Lully developed the French recitative as an attempt to notate the rhythms, inflections and accents of the French language. The recitative was used to tell the story of the opera and created the narration and is more like a dialogue compared to the arias that were more exclamatory statements through music. The recitatives helped to move the story forwards. He also developed the overture for his ballets which were later incorporated into his operas. The overtures in both French and Italian opera were used to create an atmosphere for the opera or ballet that was to follow.

As I have previously mentioned, Italian opera was a model for composers throughout Europe, however France developed their own operatic style.  Tragédie lyrique is usually made up of five acts (compared to the Italian’s three) and had stories of more dramatic interest.  There were also elaborate ballet scenes. A large portion of the opera is made up of ballet, choruses and lavish scenes in general. There was also a bigger emphasis on the music throughout the opera and rather than the subordinate nature of music in Italian opera.

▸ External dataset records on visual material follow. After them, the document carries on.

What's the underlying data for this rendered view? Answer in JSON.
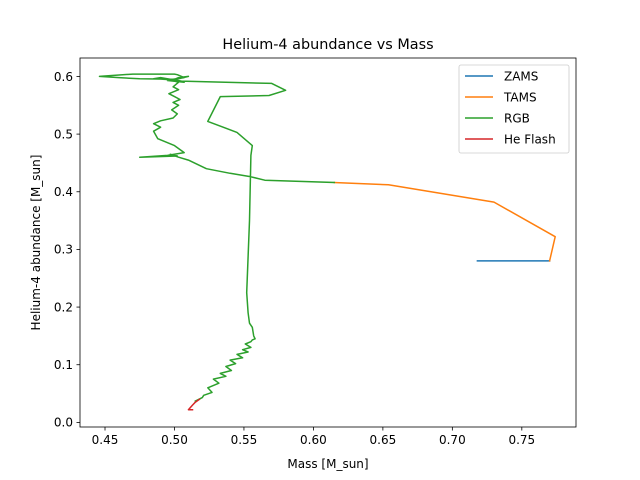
{
  "chart_data": {
    "type": "line",
    "title": "Helium-4 abundance vs Mass",
    "xlabel": "Mass [M_sun]",
    "ylabel": "Helium-4 abundance [M_sun]",
    "xlim": [
      0.432,
      0.789
    ],
    "ylim": [
      -0.008,
      0.632
    ],
    "xticks": [
      0.45,
      0.5,
      0.55,
      0.6,
      0.65,
      0.7,
      0.75
    ],
    "xtick_labels": [
      "0.45",
      "0.50",
      "0.55",
      "0.60",
      "0.65",
      "0.70",
      "0.75"
    ],
    "yticks": [
      0.0,
      0.1,
      0.2,
      0.3,
      0.4,
      0.5,
      0.6
    ],
    "ytick_labels": [
      "0.0",
      "0.1",
      "0.2",
      "0.3",
      "0.4",
      "0.5",
      "0.6"
    ],
    "grid": false,
    "legend_position": "top-right",
    "series": [
      {
        "name": "ZAMS",
        "color": "#1f77b4",
        "x": [
          0.718,
          0.74,
          0.77
        ],
        "y": [
          0.28,
          0.28,
          0.28
        ]
      },
      {
        "name": "TAMS",
        "color": "#ff7f0e",
        "x": [
          0.77,
          0.774,
          0.73,
          0.654,
          0.615
        ],
        "y": [
          0.28,
          0.322,
          0.382,
          0.412,
          0.416
        ]
      },
      {
        "name": "RGB",
        "color": "#2ca02c",
        "x": [
          0.615,
          0.565,
          0.555,
          0.54,
          0.523,
          0.51,
          0.503,
          0.497,
          0.502,
          0.475,
          0.495,
          0.507,
          0.5,
          0.488,
          0.485,
          0.49,
          0.485,
          0.49,
          0.499,
          0.502,
          0.498,
          0.503,
          0.499,
          0.504,
          0.5,
          0.496,
          0.503,
          0.499,
          0.503,
          0.496,
          0.507,
          0.502,
          0.5,
          0.47,
          0.446,
          0.46,
          0.475,
          0.5,
          0.503,
          0.51,
          0.503,
          0.495,
          0.507,
          0.5,
          0.485,
          0.49,
          0.505,
          0.57,
          0.58,
          0.568,
          0.533,
          0.524,
          0.545,
          0.556,
          0.555,
          0.554,
          0.552,
          0.553,
          0.554,
          0.556,
          0.557,
          0.558,
          0.556,
          0.555,
          0.551,
          0.555,
          0.549,
          0.553,
          0.545,
          0.549,
          0.54,
          0.544,
          0.537,
          0.541,
          0.533,
          0.537,
          0.528,
          0.532,
          0.524,
          0.527,
          0.521,
          0.52,
          0.515
        ],
        "y": [
          0.416,
          0.42,
          0.426,
          0.432,
          0.44,
          0.455,
          0.46,
          0.465,
          0.462,
          0.46,
          0.463,
          0.468,
          0.48,
          0.492,
          0.505,
          0.512,
          0.518,
          0.523,
          0.528,
          0.535,
          0.542,
          0.55,
          0.555,
          0.56,
          0.565,
          0.57,
          0.577,
          0.582,
          0.59,
          0.594,
          0.598,
          0.603,
          0.604,
          0.604,
          0.6,
          0.598,
          0.596,
          0.595,
          0.598,
          0.6,
          0.596,
          0.593,
          0.59,
          0.594,
          0.596,
          0.598,
          0.592,
          0.588,
          0.576,
          0.567,
          0.565,
          0.522,
          0.503,
          0.48,
          0.463,
          0.35,
          0.225,
          0.19,
          0.172,
          0.165,
          0.15,
          0.145,
          0.143,
          0.14,
          0.136,
          0.13,
          0.126,
          0.122,
          0.118,
          0.112,
          0.108,
          0.102,
          0.097,
          0.09,
          0.085,
          0.08,
          0.075,
          0.068,
          0.06,
          0.052,
          0.047,
          0.043,
          0.037
        ]
      },
      {
        "name": "He Flash",
        "color": "#d62728",
        "x": [
          0.518,
          0.515,
          0.513,
          0.51,
          0.513
        ],
        "y": [
          0.04,
          0.035,
          0.03,
          0.022,
          0.022
        ]
      }
    ]
  }
}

As you can see, the development of baroque opera was widely different between French and Italian opera, from not only the different genres that were produced within each country but also the differences within the style of music that is composed within each country, for instance, the differences between the arias and recitatives.

Opera went on to become a very dominant role in both Italy and France from the start of the genre and is still even performed in modern day. Opera buffa, opera seria and also tragédie en musique became the pivotal genres that helped to shape opera into the phenomenon that it is to this day.